Methods: This retrospective study examined the records of DRE patients who underwent RNS or DBS at Children's Hospital of Philadelphia from November 2017 to March 2024 with at least 6 months of follow-up. DBS electrodes were placed in the anterior or centromedian nucleus of the thalamus. RNS electrodes were placed in seizure foci.

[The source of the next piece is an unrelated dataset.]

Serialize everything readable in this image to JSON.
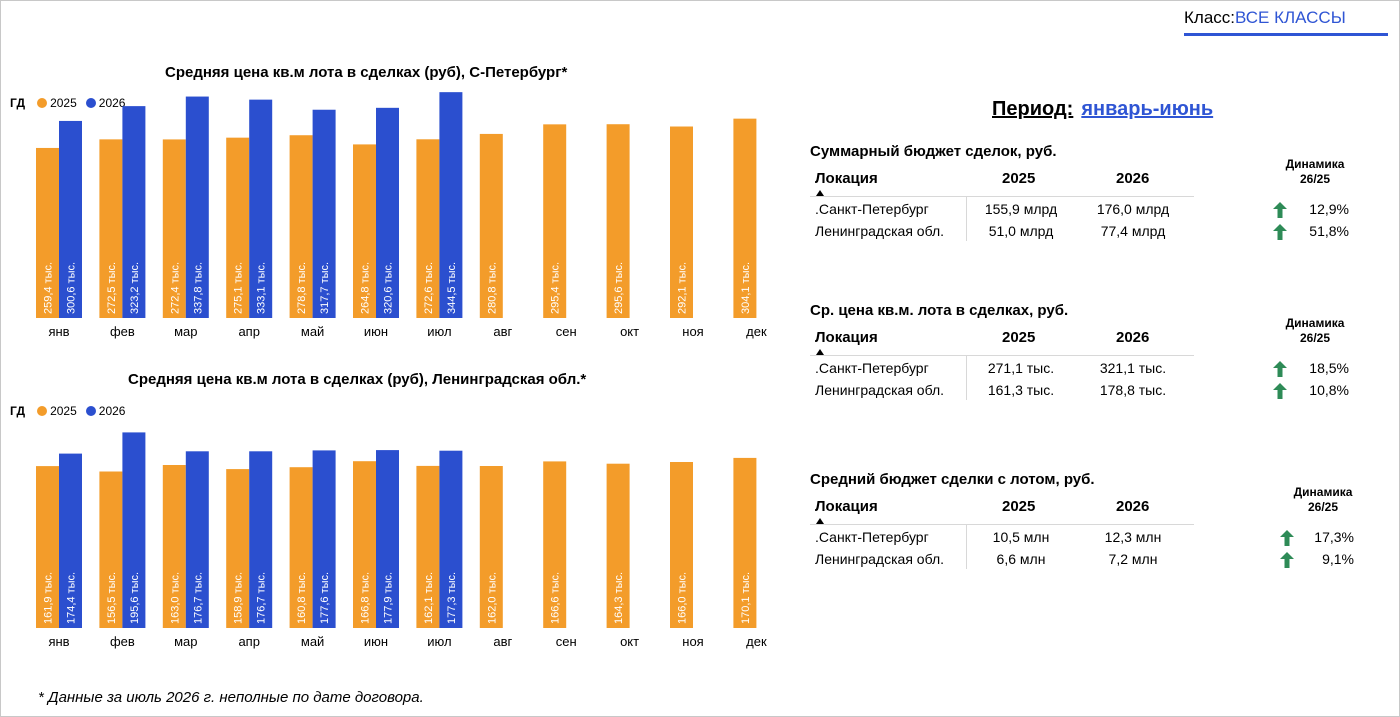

Results: A total of 54 patients, aged 6-22 years, underwent intracranial stimulator implantation for DRE (24 DBS, 30 RNS). The mean follow-up was 24.4 ± 15.3 months (median 21 months, range 6-69 months). Five (9.3%) patients returned to surgery, 3 (5.6%) of whom required explant and 1 (1.9%) of whom required explant and also had a surgical site infection (SSI). Prior craniotomy was a significant risk factor for wound-related complications (p = 0.0046 in all patients, p = 0.0375 in patients < 18 years). No patient experienced hemorrhage, lead malposition, device malfunction, or long-term stimulation-induced paresthesia, depression, or memory loss. The overall responder rates, defined by achieving 50% or greater reduction in seizure frequency, were 54% in the RNS cohort and 73% in the DBS cohort at the 12-month follow-up.
Conclusions: To the best of the authors' knowledge, this study represents the largest single-center series of intracranial stimulation for pediatric DRE. In comparison with established rates of SSI and explant in adults (12% and 7.0% in the RNS pivotal trial and 13% and 8.6% in the DBS SANTE [Stimulation of the Anterior Nucleus of the Thalamus for Epilepsy] trial, respectively), the present cohort demonstrated favorable rates of 1.9% and 5.6%, respectively. Studies with larger pediatric DRE cohorts are needed with longer follow-up and seizure outcomes to elucidate the risk/benefit balance of intracranial stimulation in children.